Data schema

Attribution collects a number of data points of which can later be exported. Data scientists, analysts and developers can use the schema below to design custom reports on top of this data.

Attribution exports provide the same data in the same format as used in your Attribution Dashboard to build all available reports, this data is in a raw form (as collected) and does not have any attribution model applied.

It is not possible to export data with any attribution model applied because your model is dependent on many factors you select on the dashboard, for example your current filters, date range, and model type etc. Also note that exports do not contain any pre-build reports.

The graph below displays the break down of Attribution's raw data. Some tables contain normalised data, which means the same data could be present in multiple tables but in different formats. For example the params table stores parsed URL parameters originally stored in events.uri column.

Interactive Data Schema

Events

The events table contains all events and pageview data generated by the track() and page() snippet calls and also any server-side sent events as well. This table does not contain the raw form of event properties instead they are stored in properties table.

Column Name	Type	Description
`id`	`BIGINT`	The Unique ID of an associated pageview or track event. Primary key for this table and is referenced from other tables.
`name`	`VARCHAR`	The event name. For pageview's `Loaded a Page` or `Viewed * Page` is used depending how you fire the `page()` snippet method.
`ip`	`VARCHAR`	IP address of visitor.
`created_at`	`TIMESTAMP`	Timestamp when event was written into Attribution database.
`user_id`	`BIGINT`	References `users.id`. This is internal user ID generated by Attribution, not the USER_ID used for tracking users.
`browser_id`	`BIGINT`	References `browsers.id`.
`project_id`	`BIGINT`	Internal ID of your project.
`time`	`TIMESTAMP`	Timestamp when event was fired.
`referring_url`	`VARCHAR`	HTTP Referer URL of the pageview.
`referring_host`	`VARCHAR`	Hostname part of `referring_url`.
`revenue`	`BIGINT`	Revenue property value in cents.
`visitor_id`	`BIGINT`	Internal ID of visitor. References `visitors.id`.
`updated_at`	`TIMESTAMP`	Timestamp when event was last updated in database.
`uri`	`VARCHAR`	Pageview URL at capture time.
`uri_path`	`VARCHAR`	URL path of `uri`.
`self_referral`	`BOOLEAN`	`TRUE` if `referring_host` matches `uri` hostname, `FALSE` otherwise.
`message_id`	`VARCHAR`	Unique event ID generated by library which sent the event.
`source`	`VARCHAR`	Name of the source where event was captured from.
`type`	`VARCHAR`	`p` for pageview events, e.g. `page()` snippet command, `t` for custom events sent by `track()` snippet command.

Visits (sessions)

The visits table has variable names and depends on our internal ID for your project, if your internal project ID is 1234 - you'd have visits_1234 table in your data export. The visits table contains all the information you see as Visits in Dashboard.

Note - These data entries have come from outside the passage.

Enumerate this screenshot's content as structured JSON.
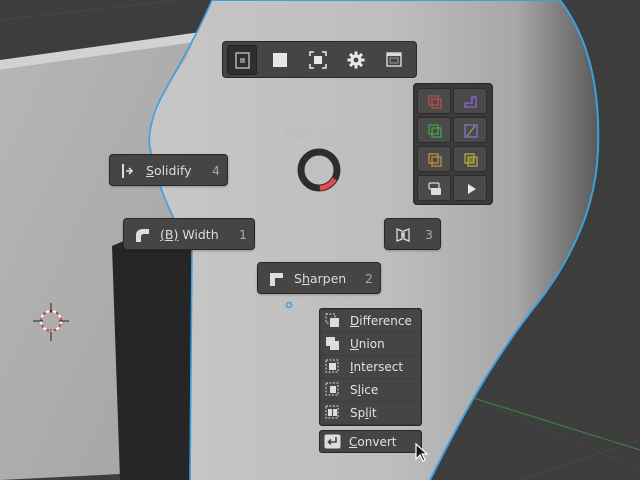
{
  "top_toolbar": {
    "buttons": [
      {
        "icon": "object-mode-icon",
        "active": true
      },
      {
        "icon": "solid-square-icon",
        "active": false
      },
      {
        "icon": "frame-select-icon",
        "active": false
      },
      {
        "icon": "gear-icon",
        "active": false
      },
      {
        "icon": "window-icon",
        "active": false
      }
    ]
  },
  "hops_version": "HOps: 26.1.4",
  "pie_buttons": {
    "solidify": {
      "label_ul": "S",
      "label_rest": "olidify",
      "key": "4"
    },
    "width": {
      "label_ul": "(B)",
      "label_rest": " Width",
      "key": "1"
    },
    "mirror": {
      "key": "3"
    },
    "sharpen": {
      "label_pre": "S",
      "label_ul": "h",
      "label_rest": "arpen",
      "key": "2"
    }
  },
  "operation_menu": [
    {
      "pre": "",
      "ul": "D",
      "rest": "ifference",
      "icon": "difference-icon"
    },
    {
      "pre": "",
      "ul": "U",
      "rest": "nion",
      "icon": "union-icon"
    },
    {
      "pre": "",
      "ul": "I",
      "rest": "ntersect",
      "icon": "intersect-icon"
    },
    {
      "pre": "S",
      "ul": "l",
      "rest": "ice",
      "icon": "slice-icon"
    },
    {
      "pre": "Sp",
      "ul": "l",
      "rest": "it",
      "icon": "split-icon"
    }
  ],
  "convert_button": {
    "ul": "C",
    "rest": "onvert"
  },
  "colors": {
    "selection_outline": "#3d9fe0",
    "progress_red": "#e34a4a",
    "grid_green": "#3e7a44"
  }
}
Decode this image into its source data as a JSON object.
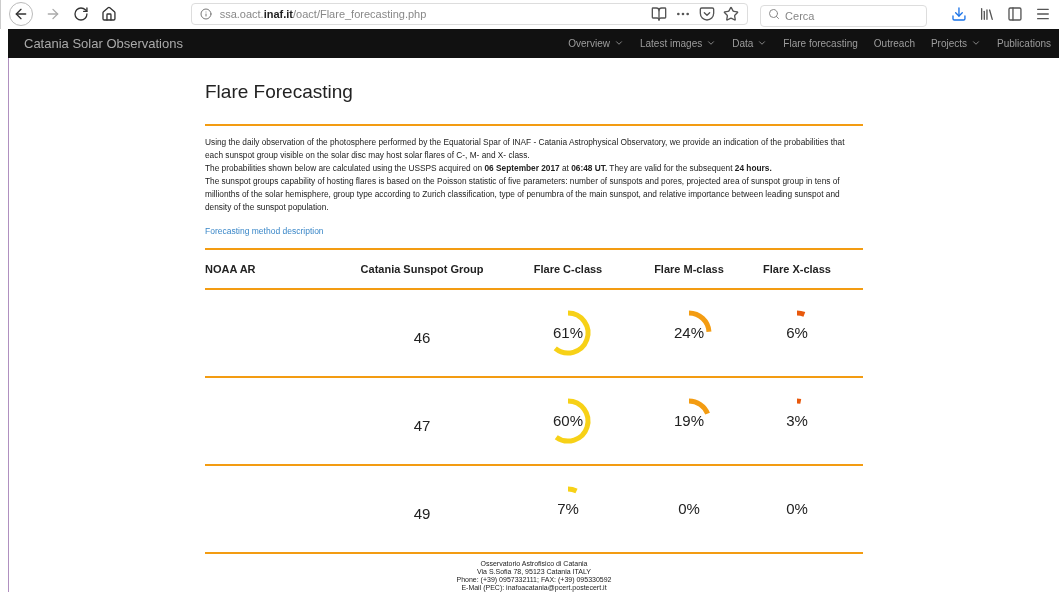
{
  "browser": {
    "url_host": "ssa.oact.",
    "url_domain": "inaf.it",
    "url_path": "/oact/Flare_forecasting.php",
    "search": {
      "placeholder": "Cerca"
    }
  },
  "navbar": {
    "brand": "Catania Solar Observations",
    "items": [
      {
        "label": "Overview",
        "dropdown": true
      },
      {
        "label": "Latest images",
        "dropdown": true
      },
      {
        "label": "Data",
        "dropdown": true
      },
      {
        "label": "Flare forecasting",
        "dropdown": false
      },
      {
        "label": "Outreach",
        "dropdown": false
      },
      {
        "label": "Projects",
        "dropdown": true
      },
      {
        "label": "Publications",
        "dropdown": false
      }
    ]
  },
  "page": {
    "title": "Flare Forecasting",
    "paragraphs": [
      "Using the daily observation of the photosphere performed by the Equatorial Spar of INAF - Catania Astrophysical Observatory, we provide an indication of the probabilities that each sunspot group visible on the solar disc may host solar flares of C-, M- and X- class.",
      "The probabilities shown below are calculated using the USSPS acquired on **06 September 2017** at **06:48 UT.** They are valid for the subsequent **24 hours.**",
      "The sunspot groups capability of hosting flares is based on the Poisson statistic of five parameters: number of sunspots and pores, projected area of sunspot group in tens of millionths of the solar hemisphere, group type according to Zurich classification, type of penumbra of the main sunspot, and relative importance between leading sunspot and density of the sunspot population."
    ],
    "link": "Forecasting method description"
  },
  "table": {
    "columns": [
      "NOAA AR",
      "Catania Sunspot Group",
      "Flare C-class",
      "Flare M-class",
      "Flare X-class"
    ],
    "rows": [
      {
        "group": "46",
        "flares": [
          {
            "reading": "61%"
          },
          {
            "reading": "24%"
          },
          {
            "reading": "6%"
          }
        ]
      },
      {
        "group": "47",
        "flares": [
          {
            "reading": "60%"
          },
          {
            "reading": "19%"
          },
          {
            "reading": "3%"
          }
        ]
      },
      {
        "group": "49",
        "flares": [
          {
            "reading": "7%"
          },
          {
            "reading": "0%"
          },
          {
            "reading": "0%"
          }
        ]
      }
    ]
  },
  "footer": {
    "lines": [
      "Osservatorio Astrofisico di Catania",
      "Via S.Sofia 78, 95123 Catania ITALY",
      "Phone: (+39) 0957332111; FAX: (+39) 095330592",
      "E-Mail (PEC): inafoacatania@pcert.postecert.it"
    ]
  }
}
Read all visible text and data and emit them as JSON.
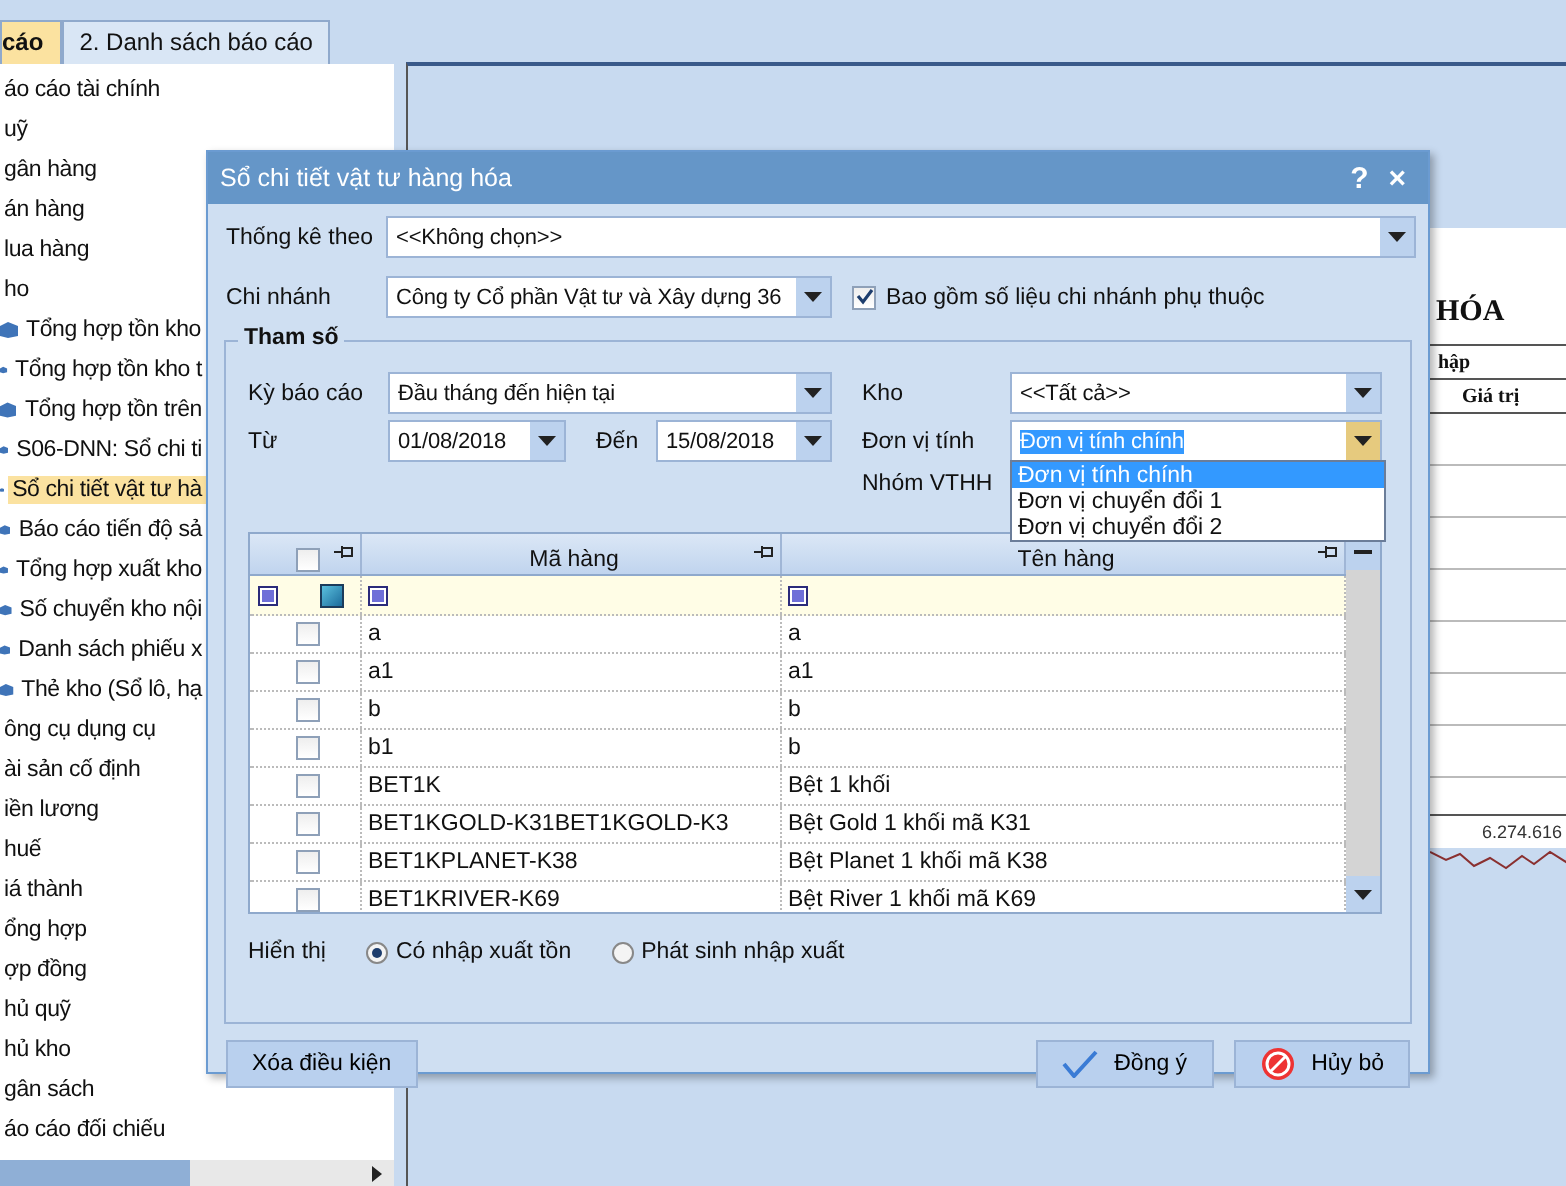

Visits are touchpoints, usually a visit is the first pageview in the user session (learn more about what a visit is), we don't call it sessions because session are a group of pageviews and events, while visit are just the first pageview, which contains information about the source of the session (it could be URL parameters, referring website or combination of both). The source of the visit (and the whole session following it) is called a Filter in Attribution system.

🚧
Heads up!
This table contains the most value information needed to build custom reports on top of Attribution's data.
This table is NOT incrementally exportable as most of the other tables, this means you will have to drop the existing visits table and load in full with every export. The reason for that is that visits depend on filters and filters are often added/updated/removed, especially by integration and your marketing team, which means that the visits table is re-created based on information from events and filters table.
In other words visits are the result of applying filters to events and finding all the matches, for example if you have a filter which has a rule "URL Paramter utm_source is partner" than any pageview which has "utmsource=partner" in it's URL parameters will be written into_visits table.

Column Name	Type	Description
`id`	`BIGINT`	References `events.id`, unique for visits table. Can be used as Primary Key.
`visitor_id`	`BIGINT`	References `events.visitor_id` and `visitors.id`.
`visit_time`	`TIMESTAMP`	References `events.time`.
`filter`	`BIGINT`	References `xNNNN_filters.id` where `xNNNN_filters.type` is `filter`. Replace `NNNN` with your internal Project ID, e.g. 1234.
`company_id`	`BIGINT`	If the number is positive it matches `visitor_id` from above, if the number is negative it references `company.id`. If visitor belongs to a company (has `company_id` trait) this number would be negative, you need to apply modulus to reference `company.id`.
`visit_type`	`VARCHAR`	`v` is for regular visit (pageview); `i` is for influence touchpoint used for TV Attribution.
`user_id`	`BIGINT`	References `events.user_id` `and users.id`. Can be NULL.
`original_created_at`	`TIMESTAMP`	Matches `visitor.original_created_at`. This column contains value of createdAt trait that if passed to `identify()` call. Can be NULL.
`path`	`VARCHAR`	Matches `events.uri_path` but with the exception that NULL indicates for no path or `/`. Can be NULL.

Most of the columns are excessive in the visits table but they are added to help optimize complex queries, you can skip loading selected columns and just load the two most important -id and filter. The rest of the columns can be fetched by joining events and other linked tables.

Filters

The filters table has variable name which depends on our internal ID for your project, if your internal project ID is 1234 - you'd have x1234_filters_v2 table in your data export. The filters table contains all the information you see as Filters and Channels in Dashboard.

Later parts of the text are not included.